The main course came out, kebabs on a bed of couscous. By this time, everyone seemed relatively jovial… except for Dr. Nichols-Woodall. If anything, Holmes decided, watching him, the thunderstorm was about to break. In the next instant, it did.

“So, Beaumont, did your little device serve your purpose?” With a snide tone, Nichols-Woodall dropped the bombshell into the midst of the table, and everyone stopped, forks halfway to their mouths. Beaumont slowly put down his fork, staring at the other man, eyes narrowed. Holmes surreptitiously took a deep breath, realising the bad blood between the pair was about to come to a head.

“What do you mean by that, sir?”

“I mean,” an irate Nichols-Woodall specified, “your little fake ‘mummy’s curse.’”

“Fake? Curse?”

“Of course,” Nichols-Woodall raged. “We should have known you were too dishonourable to truly bury the hatchet, save in our own backs! We know the stone tablet you connived to insert into the artefacts is a forgery! Young Mr. Holmes, there, was too astute for you! He caught all your errors, recognised it for what it was, and came to Professor Whitesell this very morning!”

“So he has translated the inscription?” Beaumont wondered, blasé.
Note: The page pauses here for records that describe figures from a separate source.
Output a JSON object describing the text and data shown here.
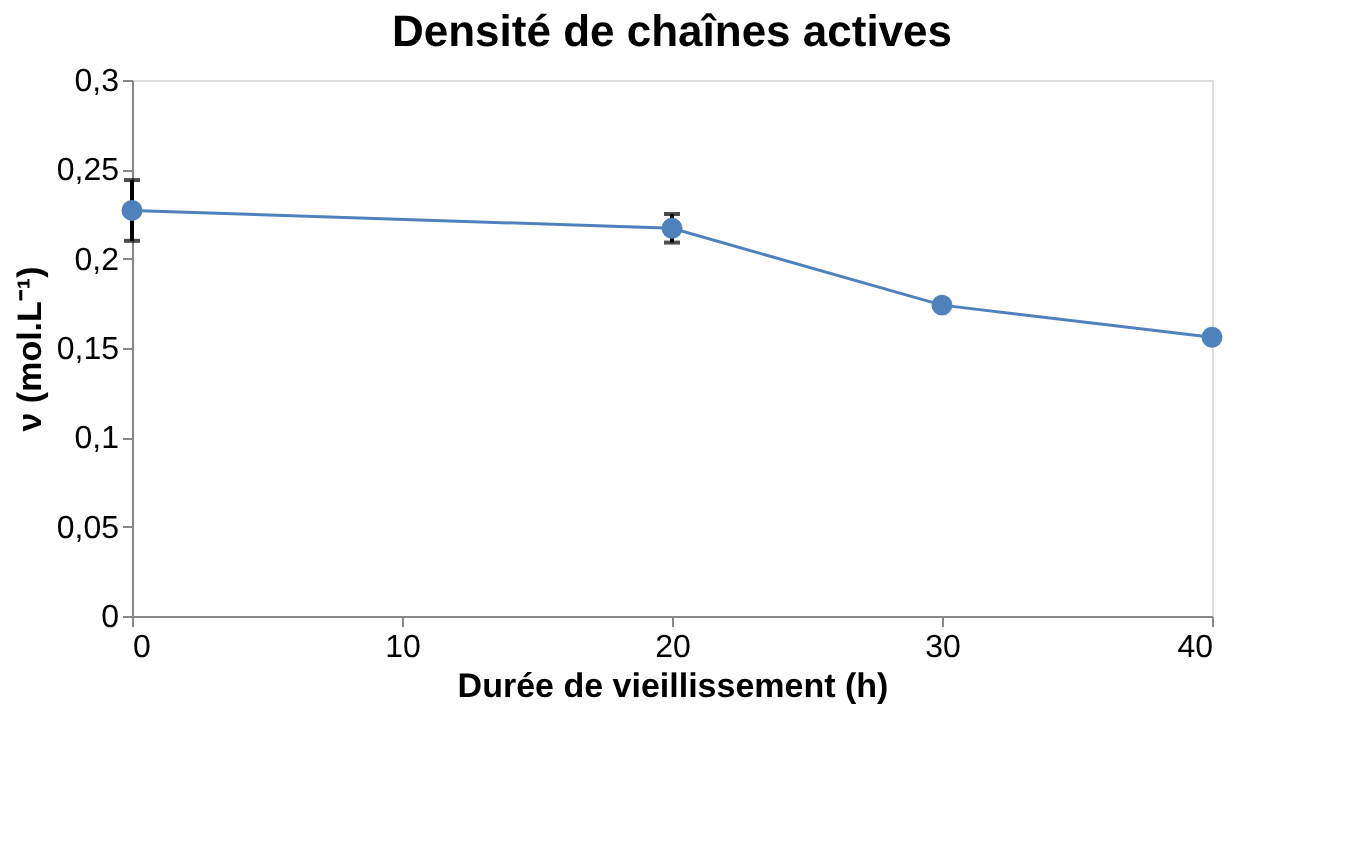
{
  "chart_data": {
    "type": "line",
    "title": "Densité de chaînes actives",
    "xlabel": "Durée de vieillissement (h)",
    "ylabel": "ν (mol.L⁻¹)",
    "x": [
      0,
      20,
      30,
      40
    ],
    "series": [
      {
        "color": "#4f81bd",
        "values": [
          0.227,
          0.217,
          0.174,
          0.156
        ],
        "errors": [
          0.017,
          0.008,
          null,
          null
        ]
      }
    ],
    "xlim": [
      0,
      40
    ],
    "xticks": [
      0,
      10,
      20,
      30,
      40
    ],
    "ylim": [
      0,
      0.3
    ],
    "yticks": [
      {
        "value": 0,
        "label": "0"
      },
      {
        "value": 0.05,
        "label": "0,05"
      },
      {
        "value": 0.1,
        "label": "0,1"
      },
      {
        "value": 0.15,
        "label": "0,15"
      },
      {
        "value": 0.2,
        "label": "0,2"
      },
      {
        "value": 0.25,
        "label": "0,25"
      },
      {
        "value": 0.3,
        "label": "0,3"
      }
    ],
    "marker": "circle"
  }
}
Holmes closed his eyes momentarily, with a silent sigh, at this breakdown of his plans. When he opened them, he cast an admonishing glance at Professor Whitesell, who returned it diffidently, somewhat red-faced. Then Holmes looked down the table at a bristling Nichols-Woodall and Beaumont, facing off against each other across the width of the table, an uncomfortable Lord Trenthume occupying the end seat, more or less between them.
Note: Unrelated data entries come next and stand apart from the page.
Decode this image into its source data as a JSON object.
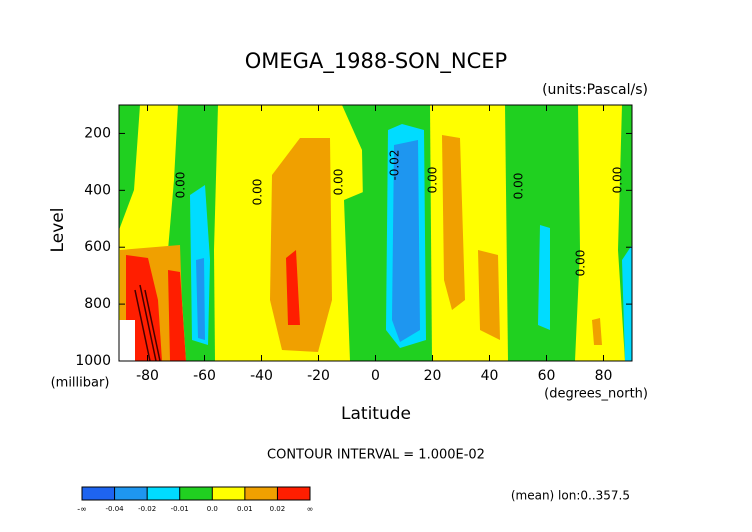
{
  "chart_data": {
    "type": "contour",
    "title": "OMEGA_1988-SON_NCEP",
    "subtitle": "(units:Pascal/s)",
    "x_label": "Latitude",
    "x_unit": "(degrees_north)",
    "y_label": "Level",
    "y_unit": "(millibar)",
    "xlim": [
      -90,
      90
    ],
    "xticks": [
      -80,
      -60,
      -40,
      -20,
      0,
      20,
      40,
      60,
      80
    ],
    "ylim": [
      1000,
      100
    ],
    "yticks": [
      200,
      400,
      600,
      800,
      1000
    ],
    "contour_labels": [
      "0.00",
      "0.00",
      "0.00",
      "-0.02",
      "0.00",
      "0.00",
      "0.00",
      "0.00"
    ],
    "note": "CONTOUR INTERVAL = 1.000E-02",
    "mean": "(mean) lon:0..357.5",
    "colorbar": {
      "colors": [
        "#1e64f0",
        "#1e96f0",
        "#00dcff",
        "#20d020",
        "#ffff00",
        "#f0a000",
        "#ff1e00"
      ],
      "levels": [
        {
          "value": -0.04,
          "label": "-0.04"
        },
        {
          "value": -0.02,
          "label": "-0.02"
        },
        {
          "value": -0.01,
          "label": "-0.01"
        },
        {
          "value": 0,
          "label": "0.0"
        },
        {
          "value": 0.01,
          "label": "0.01"
        },
        {
          "value": 0.02,
          "label": "0.02"
        }
      ],
      "ends": [
        "-∞",
        "∞"
      ]
    }
  }
}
“Yes, Dr. Beaumont, I have translated it,” Holmes replied dispassionately, feeling suddenly very tired.

“And you believe it to be a forged item because?” Beaumont pressed.
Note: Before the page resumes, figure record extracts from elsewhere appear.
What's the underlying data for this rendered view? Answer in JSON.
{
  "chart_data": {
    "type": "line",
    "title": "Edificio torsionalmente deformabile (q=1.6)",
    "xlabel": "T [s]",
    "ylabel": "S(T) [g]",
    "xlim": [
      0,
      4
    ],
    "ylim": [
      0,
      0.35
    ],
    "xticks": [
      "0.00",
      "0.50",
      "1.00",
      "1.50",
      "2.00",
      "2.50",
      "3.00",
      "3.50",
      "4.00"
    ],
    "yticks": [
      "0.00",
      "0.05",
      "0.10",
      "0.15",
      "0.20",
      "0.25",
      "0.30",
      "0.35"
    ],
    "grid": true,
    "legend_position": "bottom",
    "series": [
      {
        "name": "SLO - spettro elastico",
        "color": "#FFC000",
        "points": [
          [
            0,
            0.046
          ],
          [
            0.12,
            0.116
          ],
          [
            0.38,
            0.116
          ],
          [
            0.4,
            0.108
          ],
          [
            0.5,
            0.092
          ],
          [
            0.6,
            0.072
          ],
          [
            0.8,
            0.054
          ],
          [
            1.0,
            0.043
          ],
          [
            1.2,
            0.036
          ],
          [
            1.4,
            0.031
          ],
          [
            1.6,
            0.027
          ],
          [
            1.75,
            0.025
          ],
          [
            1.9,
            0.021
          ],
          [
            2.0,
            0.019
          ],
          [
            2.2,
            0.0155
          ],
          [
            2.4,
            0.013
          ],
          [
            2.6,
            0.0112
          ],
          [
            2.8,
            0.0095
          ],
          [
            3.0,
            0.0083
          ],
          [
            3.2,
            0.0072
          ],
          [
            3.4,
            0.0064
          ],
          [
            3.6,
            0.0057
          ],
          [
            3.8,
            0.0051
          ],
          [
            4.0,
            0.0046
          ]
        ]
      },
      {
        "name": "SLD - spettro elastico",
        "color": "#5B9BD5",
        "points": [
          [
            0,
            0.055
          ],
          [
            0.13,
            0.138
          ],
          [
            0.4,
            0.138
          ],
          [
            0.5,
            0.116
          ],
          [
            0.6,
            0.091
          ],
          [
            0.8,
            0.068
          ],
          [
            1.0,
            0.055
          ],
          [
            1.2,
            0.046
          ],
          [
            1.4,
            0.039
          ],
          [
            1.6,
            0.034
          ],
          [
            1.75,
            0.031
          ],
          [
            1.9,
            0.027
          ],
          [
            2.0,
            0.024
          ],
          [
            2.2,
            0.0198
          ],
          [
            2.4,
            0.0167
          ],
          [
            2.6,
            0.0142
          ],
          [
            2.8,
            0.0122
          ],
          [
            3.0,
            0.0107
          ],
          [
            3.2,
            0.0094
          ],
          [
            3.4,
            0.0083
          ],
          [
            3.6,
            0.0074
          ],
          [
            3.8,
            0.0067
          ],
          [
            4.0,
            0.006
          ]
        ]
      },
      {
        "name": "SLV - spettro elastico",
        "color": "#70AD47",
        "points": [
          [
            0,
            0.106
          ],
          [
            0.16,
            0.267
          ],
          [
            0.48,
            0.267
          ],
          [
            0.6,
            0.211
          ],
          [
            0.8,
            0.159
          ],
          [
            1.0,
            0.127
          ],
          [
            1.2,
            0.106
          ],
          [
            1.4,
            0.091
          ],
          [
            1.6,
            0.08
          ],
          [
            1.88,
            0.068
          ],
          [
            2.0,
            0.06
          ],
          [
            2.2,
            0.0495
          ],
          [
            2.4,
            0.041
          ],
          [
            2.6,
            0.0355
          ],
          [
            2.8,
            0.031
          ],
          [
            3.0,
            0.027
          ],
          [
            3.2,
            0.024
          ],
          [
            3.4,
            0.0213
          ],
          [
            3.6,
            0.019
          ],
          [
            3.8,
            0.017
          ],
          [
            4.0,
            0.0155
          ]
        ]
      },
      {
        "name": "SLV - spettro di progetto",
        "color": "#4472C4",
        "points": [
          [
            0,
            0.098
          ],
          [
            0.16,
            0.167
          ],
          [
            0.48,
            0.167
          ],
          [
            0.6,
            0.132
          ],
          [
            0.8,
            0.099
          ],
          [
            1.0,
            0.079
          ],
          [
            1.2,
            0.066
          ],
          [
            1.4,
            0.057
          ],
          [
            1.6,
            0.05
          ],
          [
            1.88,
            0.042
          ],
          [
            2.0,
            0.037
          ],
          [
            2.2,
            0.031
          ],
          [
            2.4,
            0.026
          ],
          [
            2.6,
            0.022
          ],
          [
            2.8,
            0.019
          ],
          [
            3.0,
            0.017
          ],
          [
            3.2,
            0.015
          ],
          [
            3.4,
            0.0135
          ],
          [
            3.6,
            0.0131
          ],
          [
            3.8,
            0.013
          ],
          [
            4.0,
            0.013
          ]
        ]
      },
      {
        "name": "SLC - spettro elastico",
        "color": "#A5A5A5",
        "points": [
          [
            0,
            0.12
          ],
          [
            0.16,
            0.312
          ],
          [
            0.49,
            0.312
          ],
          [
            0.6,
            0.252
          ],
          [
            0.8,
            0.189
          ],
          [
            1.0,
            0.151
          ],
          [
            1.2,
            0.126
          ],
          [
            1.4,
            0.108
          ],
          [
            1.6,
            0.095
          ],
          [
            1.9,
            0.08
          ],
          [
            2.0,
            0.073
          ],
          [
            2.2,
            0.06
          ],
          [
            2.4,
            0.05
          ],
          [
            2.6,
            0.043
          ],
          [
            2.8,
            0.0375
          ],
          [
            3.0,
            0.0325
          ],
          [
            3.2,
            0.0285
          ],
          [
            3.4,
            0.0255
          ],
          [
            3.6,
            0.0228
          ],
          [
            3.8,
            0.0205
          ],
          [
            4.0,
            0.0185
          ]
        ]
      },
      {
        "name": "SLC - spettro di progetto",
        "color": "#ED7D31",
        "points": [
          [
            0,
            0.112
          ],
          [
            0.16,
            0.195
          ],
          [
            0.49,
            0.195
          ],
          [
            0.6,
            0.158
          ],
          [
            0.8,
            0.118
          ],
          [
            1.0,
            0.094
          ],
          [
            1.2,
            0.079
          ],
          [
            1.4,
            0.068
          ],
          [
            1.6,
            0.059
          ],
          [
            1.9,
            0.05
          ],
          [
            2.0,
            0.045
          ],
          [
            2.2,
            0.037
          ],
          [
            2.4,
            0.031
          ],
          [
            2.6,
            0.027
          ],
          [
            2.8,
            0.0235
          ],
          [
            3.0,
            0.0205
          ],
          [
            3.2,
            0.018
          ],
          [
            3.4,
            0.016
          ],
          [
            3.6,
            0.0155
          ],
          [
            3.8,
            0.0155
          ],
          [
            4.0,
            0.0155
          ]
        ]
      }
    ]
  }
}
“Because the particular form of hieroglyphic used is of a much later period than what we are looking for, yet it invoked one of the names of Pharaoh Ka-Sekhen, and because the stone had been treated to give it the superficial appearance of weathered age, despite the very recent carving of the hieroglyphs.”

“Well?” Nichols-Woodall demanded, rising partway from his chair. “Even if the log of discoveries was inaccurate, Willingham and I both remember you bringing it in, making so much of it! And no record of where it was found! What are you about, Beaumont?! Did you intend to slip in a fake without our knowledge, then at a convenient time reveal it and discredit us to academia? In the eyes of our friends and colleagues? Or are you trying to frighten the workers, slow down the dig, enable your own team somewhere else to make a discovery first? You and your bloody DAMN FAKE CURSE! I should have shot you as soon as you arrived!” He slammed an angry fist on the table, sending china and cutlery clattering and bouncing, and suddenly a wave of silence washed over the tables of the workers outside the main dining tent.

Beaumont turned away from Nichols-Woodall and gazed at Holmes, as a genial, appreciative smile spread across his face, and he began to applaud slowly.

“Very good,” he murmured, his claps accelerating as his voice rose. “Very, very good, Monsieur Holmes, I am sure! Relax,
mes amis
!
32
It is all a joke! Forgive me for the perverse humour, but the good Professor Whitesell made so much of our translator before he had even arrived, that I feared lest his skills fail to live up to his publicity! I would never have allowed the thing to go forward as a true relic, of course not! But I felt it wise to, ah, to play a little prank upon Mr. Holmes, to ensure he was as good as his reputation made him! You have indeed chosen a worthy translator for us, Willingham! But I must ask: why did you yourselves not realise the deception, eh? Why not?”

With a growl, Nichols-Woodall responded, “You KNOW I am a student of geological matters, Beaumont. Give me a stone, I shall identify it, and determine its original locale. I cannot, nor could not ever, read hieroglyphs.” He paused, then admitted, “I curse myself that I did not stop to examine the stone of the tablet, for then I might have recognised how it had been treated to resemble an ancient artefact, and uncovered your subterfuge at once.”